Philosophe brillante, Edith Stein choisit le Carmel

Pour Edith Stein, le choix du carmel est celui de l’humilité, mais aussi une manière de mettre ses connaissances au service de Dieu. / CARMELITES .NET

Le choix du silence (3/5). Étonnant destin que celui de cette juive allemande, première femme Docteur en Philosophie, assistante d’Husserl qui, douze ans après avoir été baptisée, répond à l’appel du Carmel.

Un chandelier à sept branches. Un enfant Jésus dans une mangeoire. Des traductions manuscrites de Thomas d’Aquin. Une urne contenant de la terre du camp d’Auschwitz. Ces quatre objets, parmi bien d’autres exposés dans le petit musée du monastère Sainte-Madeleine à Spire (Allemagne), suffisent à résumer l’exceptionnel destin d’Edith Stein.

Une femme entourée de mystères

Comment cette philosophe parmi les plus brillantes de sa génération, née dans une famille juive pratiquante de Silésie, a-t-elle pu entrer au carmel et mourir dans les chambres à gaz, victime de la Shoah et témoin du Christ?
Certes, l’appel à tout quitter pour une vie cloîtrée relève toujours du mystère. D’ailleurs, Edith Stein disait qu’il s’agissait là d’un « secret ». « Non parce qu’elle refusait d’en parler, mais parce qu’elle en était débordée», précise Bénédicte Bouillot, célibataire consacrée de la communauté du Chemin-Neuf, enseignante de philosophie au Centre Sèvres et au Studium du Chemin-Neuf à Chartres, et dont la thèse sur Edith Stein vient d’être publiée (1).

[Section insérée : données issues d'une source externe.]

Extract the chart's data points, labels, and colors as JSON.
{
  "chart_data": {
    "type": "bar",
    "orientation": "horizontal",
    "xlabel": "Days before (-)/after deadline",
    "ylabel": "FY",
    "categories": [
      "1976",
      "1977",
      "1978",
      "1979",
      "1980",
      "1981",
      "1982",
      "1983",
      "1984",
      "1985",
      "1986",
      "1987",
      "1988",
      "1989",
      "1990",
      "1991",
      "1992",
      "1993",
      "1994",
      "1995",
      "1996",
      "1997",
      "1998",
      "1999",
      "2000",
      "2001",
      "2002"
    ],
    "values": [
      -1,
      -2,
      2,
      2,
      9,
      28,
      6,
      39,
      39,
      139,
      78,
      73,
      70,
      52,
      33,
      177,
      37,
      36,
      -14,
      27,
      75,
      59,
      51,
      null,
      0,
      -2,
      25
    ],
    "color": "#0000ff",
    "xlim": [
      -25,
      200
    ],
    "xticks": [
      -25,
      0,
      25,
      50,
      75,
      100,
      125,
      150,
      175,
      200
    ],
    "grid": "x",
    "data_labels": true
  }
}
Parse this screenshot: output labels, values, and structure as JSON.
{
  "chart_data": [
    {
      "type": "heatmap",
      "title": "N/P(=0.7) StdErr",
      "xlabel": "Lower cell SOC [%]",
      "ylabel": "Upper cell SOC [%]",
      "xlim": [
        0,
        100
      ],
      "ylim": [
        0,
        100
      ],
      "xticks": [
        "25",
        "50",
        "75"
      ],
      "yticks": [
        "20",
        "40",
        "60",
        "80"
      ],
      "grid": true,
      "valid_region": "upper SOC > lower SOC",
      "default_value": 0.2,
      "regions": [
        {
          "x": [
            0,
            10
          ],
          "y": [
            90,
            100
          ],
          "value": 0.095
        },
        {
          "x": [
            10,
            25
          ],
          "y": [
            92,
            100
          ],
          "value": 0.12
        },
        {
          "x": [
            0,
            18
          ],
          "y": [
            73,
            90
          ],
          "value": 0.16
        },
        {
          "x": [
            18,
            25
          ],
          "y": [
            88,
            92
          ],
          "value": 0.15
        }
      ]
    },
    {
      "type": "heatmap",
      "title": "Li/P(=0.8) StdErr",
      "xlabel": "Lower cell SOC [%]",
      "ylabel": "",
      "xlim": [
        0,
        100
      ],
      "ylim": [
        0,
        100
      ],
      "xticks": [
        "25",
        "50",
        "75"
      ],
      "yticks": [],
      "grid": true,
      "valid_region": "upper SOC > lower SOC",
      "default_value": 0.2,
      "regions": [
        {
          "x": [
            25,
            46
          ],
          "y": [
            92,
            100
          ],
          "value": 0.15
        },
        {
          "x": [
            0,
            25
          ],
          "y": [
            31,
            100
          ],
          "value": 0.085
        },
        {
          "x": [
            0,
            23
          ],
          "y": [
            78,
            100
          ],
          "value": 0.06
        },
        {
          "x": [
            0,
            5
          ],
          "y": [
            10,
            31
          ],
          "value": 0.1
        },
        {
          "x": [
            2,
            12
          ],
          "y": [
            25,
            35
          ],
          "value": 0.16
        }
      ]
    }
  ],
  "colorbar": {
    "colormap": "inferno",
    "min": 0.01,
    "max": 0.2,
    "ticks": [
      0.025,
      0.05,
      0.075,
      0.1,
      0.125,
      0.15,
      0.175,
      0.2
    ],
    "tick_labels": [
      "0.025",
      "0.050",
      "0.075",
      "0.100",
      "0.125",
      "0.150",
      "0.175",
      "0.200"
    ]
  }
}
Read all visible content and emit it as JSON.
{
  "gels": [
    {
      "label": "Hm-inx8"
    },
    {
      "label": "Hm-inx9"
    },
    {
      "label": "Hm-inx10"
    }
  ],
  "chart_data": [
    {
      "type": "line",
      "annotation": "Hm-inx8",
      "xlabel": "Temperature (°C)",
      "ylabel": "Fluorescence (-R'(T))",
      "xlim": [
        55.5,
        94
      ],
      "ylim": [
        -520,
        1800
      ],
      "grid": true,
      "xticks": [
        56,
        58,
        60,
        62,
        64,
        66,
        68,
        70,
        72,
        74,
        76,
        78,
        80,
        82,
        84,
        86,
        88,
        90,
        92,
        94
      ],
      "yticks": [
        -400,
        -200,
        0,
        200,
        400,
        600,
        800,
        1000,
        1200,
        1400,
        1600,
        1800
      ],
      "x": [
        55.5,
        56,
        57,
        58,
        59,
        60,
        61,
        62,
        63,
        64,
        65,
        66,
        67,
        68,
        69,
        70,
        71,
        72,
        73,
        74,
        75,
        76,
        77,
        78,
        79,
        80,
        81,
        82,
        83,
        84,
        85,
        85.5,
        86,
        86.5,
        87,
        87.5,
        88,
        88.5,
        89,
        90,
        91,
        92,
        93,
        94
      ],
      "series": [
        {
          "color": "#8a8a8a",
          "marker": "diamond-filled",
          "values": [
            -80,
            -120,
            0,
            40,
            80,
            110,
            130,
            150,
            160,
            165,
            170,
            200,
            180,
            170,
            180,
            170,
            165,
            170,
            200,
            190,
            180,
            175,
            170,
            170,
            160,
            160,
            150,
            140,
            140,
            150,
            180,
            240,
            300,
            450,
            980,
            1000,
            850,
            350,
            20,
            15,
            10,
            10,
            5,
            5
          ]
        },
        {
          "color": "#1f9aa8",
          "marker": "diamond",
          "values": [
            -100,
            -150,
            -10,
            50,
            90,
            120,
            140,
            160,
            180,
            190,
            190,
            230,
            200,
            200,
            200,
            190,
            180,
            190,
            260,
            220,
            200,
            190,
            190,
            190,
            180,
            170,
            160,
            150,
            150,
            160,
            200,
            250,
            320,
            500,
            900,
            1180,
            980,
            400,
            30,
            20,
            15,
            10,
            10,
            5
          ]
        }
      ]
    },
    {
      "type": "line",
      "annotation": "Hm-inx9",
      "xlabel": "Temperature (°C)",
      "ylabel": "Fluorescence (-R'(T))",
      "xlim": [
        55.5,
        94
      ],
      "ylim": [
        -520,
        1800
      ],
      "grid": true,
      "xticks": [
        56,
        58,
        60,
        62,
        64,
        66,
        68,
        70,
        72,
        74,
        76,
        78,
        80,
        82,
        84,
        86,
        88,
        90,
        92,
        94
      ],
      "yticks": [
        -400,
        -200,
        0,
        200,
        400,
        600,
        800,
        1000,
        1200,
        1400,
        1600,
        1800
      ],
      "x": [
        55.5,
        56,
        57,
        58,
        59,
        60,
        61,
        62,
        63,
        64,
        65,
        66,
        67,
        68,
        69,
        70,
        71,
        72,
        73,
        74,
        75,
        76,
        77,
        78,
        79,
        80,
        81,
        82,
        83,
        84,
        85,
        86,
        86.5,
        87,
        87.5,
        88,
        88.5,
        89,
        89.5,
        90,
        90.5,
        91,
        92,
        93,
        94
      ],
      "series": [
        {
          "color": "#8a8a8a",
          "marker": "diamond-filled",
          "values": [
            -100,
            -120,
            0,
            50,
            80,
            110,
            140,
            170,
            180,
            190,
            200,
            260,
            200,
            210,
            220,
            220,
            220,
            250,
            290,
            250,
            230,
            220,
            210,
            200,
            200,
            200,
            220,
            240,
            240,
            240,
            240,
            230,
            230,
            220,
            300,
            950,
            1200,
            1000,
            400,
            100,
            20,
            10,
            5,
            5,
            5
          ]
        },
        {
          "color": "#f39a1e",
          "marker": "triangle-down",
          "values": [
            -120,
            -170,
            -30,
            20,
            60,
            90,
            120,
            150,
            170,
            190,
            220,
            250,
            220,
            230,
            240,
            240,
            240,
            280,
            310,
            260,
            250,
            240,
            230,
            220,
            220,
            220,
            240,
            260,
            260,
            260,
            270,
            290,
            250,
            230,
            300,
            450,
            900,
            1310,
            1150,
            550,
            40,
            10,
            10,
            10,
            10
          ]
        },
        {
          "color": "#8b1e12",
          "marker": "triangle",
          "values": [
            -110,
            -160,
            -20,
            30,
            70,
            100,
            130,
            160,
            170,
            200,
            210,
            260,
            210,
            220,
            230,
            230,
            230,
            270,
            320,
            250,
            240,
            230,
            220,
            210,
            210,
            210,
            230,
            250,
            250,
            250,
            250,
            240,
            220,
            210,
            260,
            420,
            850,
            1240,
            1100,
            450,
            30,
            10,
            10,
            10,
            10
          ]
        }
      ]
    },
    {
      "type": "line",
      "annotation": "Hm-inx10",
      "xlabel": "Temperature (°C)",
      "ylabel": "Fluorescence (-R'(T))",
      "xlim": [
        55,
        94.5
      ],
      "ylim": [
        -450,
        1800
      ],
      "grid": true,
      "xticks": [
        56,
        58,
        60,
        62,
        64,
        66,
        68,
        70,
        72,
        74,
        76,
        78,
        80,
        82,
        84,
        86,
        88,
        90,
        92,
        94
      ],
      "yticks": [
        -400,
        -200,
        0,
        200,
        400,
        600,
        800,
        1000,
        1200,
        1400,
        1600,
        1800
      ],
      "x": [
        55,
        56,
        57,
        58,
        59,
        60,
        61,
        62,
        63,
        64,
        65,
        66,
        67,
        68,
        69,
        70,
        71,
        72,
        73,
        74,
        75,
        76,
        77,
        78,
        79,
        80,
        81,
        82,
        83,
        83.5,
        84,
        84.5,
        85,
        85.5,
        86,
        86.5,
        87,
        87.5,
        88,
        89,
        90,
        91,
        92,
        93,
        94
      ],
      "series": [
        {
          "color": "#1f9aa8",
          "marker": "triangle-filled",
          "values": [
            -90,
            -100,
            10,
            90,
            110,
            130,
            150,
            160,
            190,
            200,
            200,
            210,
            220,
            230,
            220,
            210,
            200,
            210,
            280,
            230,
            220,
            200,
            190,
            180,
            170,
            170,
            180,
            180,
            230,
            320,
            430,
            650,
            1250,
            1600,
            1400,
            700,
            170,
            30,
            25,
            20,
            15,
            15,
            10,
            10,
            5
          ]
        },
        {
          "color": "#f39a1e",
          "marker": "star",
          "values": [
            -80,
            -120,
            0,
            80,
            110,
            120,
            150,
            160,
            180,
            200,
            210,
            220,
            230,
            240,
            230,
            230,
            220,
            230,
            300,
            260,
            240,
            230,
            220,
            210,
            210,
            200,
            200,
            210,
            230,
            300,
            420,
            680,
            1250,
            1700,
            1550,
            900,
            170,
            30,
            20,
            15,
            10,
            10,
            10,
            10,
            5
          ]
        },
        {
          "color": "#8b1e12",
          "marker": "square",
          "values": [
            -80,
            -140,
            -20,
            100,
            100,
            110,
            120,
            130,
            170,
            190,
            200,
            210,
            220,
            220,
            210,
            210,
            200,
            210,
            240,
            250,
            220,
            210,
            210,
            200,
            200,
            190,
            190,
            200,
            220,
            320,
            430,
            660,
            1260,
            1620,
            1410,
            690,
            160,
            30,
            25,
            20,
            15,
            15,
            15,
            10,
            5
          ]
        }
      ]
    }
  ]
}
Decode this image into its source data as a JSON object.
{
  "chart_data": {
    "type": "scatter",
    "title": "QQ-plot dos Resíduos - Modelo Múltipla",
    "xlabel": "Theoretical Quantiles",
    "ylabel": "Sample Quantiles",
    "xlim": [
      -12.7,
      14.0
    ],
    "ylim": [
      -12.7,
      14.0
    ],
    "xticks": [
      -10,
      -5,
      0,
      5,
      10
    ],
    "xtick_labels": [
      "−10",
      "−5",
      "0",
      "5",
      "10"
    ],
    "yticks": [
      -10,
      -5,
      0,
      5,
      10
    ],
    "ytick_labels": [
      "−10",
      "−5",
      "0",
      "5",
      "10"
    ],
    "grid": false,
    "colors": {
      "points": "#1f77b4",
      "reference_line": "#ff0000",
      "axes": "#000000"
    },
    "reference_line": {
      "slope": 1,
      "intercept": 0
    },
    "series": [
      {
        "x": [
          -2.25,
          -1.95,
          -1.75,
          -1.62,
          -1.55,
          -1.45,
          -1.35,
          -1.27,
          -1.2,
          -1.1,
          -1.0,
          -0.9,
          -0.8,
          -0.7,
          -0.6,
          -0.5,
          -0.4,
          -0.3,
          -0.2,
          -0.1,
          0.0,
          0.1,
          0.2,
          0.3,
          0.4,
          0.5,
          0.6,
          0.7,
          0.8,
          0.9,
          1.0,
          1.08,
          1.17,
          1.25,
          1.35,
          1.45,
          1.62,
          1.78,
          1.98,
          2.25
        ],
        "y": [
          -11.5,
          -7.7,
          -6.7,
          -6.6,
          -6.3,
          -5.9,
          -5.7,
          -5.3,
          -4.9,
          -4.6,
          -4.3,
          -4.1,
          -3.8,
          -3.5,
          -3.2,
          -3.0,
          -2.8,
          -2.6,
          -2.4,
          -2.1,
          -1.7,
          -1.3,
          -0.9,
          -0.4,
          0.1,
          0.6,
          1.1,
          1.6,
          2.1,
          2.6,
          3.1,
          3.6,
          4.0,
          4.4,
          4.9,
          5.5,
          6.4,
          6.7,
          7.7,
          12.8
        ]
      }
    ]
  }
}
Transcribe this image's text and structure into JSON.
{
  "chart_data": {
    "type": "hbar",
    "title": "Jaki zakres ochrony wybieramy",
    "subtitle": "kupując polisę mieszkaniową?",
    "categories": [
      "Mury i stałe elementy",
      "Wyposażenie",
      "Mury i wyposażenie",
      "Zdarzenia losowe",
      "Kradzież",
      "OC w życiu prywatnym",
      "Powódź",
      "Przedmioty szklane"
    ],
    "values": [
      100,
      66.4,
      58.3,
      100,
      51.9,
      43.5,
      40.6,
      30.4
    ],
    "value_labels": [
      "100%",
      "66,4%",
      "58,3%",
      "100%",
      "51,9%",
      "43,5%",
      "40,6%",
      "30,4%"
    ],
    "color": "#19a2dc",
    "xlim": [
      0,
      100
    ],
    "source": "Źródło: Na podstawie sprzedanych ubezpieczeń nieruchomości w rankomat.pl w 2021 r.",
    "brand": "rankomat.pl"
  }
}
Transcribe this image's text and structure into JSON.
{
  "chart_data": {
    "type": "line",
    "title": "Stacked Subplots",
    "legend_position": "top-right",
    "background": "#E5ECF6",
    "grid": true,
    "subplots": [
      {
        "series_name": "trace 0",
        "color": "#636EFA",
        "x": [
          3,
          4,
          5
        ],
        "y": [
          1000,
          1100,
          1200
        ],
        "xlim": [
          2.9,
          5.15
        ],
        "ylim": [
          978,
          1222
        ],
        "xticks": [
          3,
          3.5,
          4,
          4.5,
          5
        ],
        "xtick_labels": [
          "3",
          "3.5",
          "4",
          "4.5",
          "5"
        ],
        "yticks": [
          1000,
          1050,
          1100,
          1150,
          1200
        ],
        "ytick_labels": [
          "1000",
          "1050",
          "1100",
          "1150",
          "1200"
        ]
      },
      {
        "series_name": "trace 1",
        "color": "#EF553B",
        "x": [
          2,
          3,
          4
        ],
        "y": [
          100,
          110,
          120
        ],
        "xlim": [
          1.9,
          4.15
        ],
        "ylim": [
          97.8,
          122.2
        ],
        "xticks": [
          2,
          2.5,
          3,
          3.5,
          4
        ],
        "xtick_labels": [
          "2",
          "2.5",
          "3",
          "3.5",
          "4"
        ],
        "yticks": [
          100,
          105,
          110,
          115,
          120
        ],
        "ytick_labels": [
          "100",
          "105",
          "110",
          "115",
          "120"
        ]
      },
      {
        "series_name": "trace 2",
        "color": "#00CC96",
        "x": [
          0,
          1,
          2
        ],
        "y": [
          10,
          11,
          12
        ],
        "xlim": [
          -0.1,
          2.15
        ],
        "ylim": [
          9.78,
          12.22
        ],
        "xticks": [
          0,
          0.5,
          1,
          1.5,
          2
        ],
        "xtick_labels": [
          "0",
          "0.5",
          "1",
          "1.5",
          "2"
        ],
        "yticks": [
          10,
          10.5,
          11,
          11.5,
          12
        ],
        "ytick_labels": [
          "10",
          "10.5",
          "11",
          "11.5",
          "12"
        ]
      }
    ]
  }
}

Toutefois pour Edith Stein, cet appel à 42 ans surprend davantage, même s’il s’inscrit dans une lente maturation intérieure.

Phénoménologie

En fait, à 26 ans, Edith Stein, alors professeur de philosophie et proche des principaux membres de la phénoménologie – Edmund Husserl, Adolf Reinach, et Max Scheler –, avait été marquée par la réaction de Pauline Reinach après la mort au front de son mari : loin d’être anéantie, elle était portée par sa foi en la résurrection. « C’était la première rencontre d’Edith Stein avec la croix glorieuse, mais elle n’avait pas encore rencontré le Crucifié », interprète Bénédicte Bouillot.
Cette rencontre se fera par l’intermédiaire de Thérèse d’Avila, dont elle lit La Vie à 30 ans, lors d’un séjour chez une autre amie chrétienne. C’est à ce moment-là qu’elle décide de demander le baptême… ce qui se fera quelques mois plus tard, en janvier 1922.
Pour sa famille, cette « conversion » est d’autant plus douloureuse qu’elle choisit non pas le protestantisme, vers lequel la portait son milieu intellectuel, mais le catholicisme, considéré alors en Prusse comme pleine de traditions incompatibles avec les exigences rationalistes.

Consécration de cœur

En réalité, Edith Stein découvrira une cohérence profonde entre l’anthropologie catholique et la philosophie de la personne qu’elle avait commencé à élaborer. Il reste que pour elle, ce choix de l’Église catholique correspond à une démarche d’abaissement, d’humilité.
Dès sa rencontre avec le Christ, elle savait que Dieu lui réservait une place au carmel, explique Edith Stein dans Comment je suis entrée au carmel de Cologne ? – qu’elle a offert à sa maîtresse des novices en 1933.
Mais sur les conseils de son père spirituel, elle renonce à entrer tout de suite au carmel et vient à Spire, enseigner l’allemand et l’histoire à l’école normale féminine du couvent des dominicaines de la Madeleine, tout en suivant les offices et en vivant déjà une consécration de cœur.

Travail de traduction

Pendant ses temps libres, elle se lance dans la traduction en allemand de John Henry Newman, puis, encouragée par le philosophe jésuite Erich Przywara, du De veritate de saint Thomas d’Aquin – pour la première fois traduit en allemand.
« Il m’est apparu à la lecture de Saint Thomas qu’il était possible de mettre la connaissance au service de Dieu et c’est alors seulement que j’ai pu me résoudre à reprendre sérieusement mes travaux. Il m’a semblé en effet que plus une personne est attirée par Dieu, plus elle doit sortir d’elle-même pour aller vers le monde en y portant l’amour divin », écrira plus tard Edith Stein pour expliquer son travail de rapprochement entre le thomisme et la philosophie moderne, notamment la phénoménologie.
Pendant ses onze années à Spire, Edith Stein a donc porté cet appel du carmel, attendant le moment opportun. Et c’est en 1933, privée du droit de parler en public par le régime nazi, qu’elle frappe à la porte de celui de Cologne, intimement persuadée que, selon son expression, « au-dessus de ce monde en flammes, se dresse la croix que rien ne peut consumer ».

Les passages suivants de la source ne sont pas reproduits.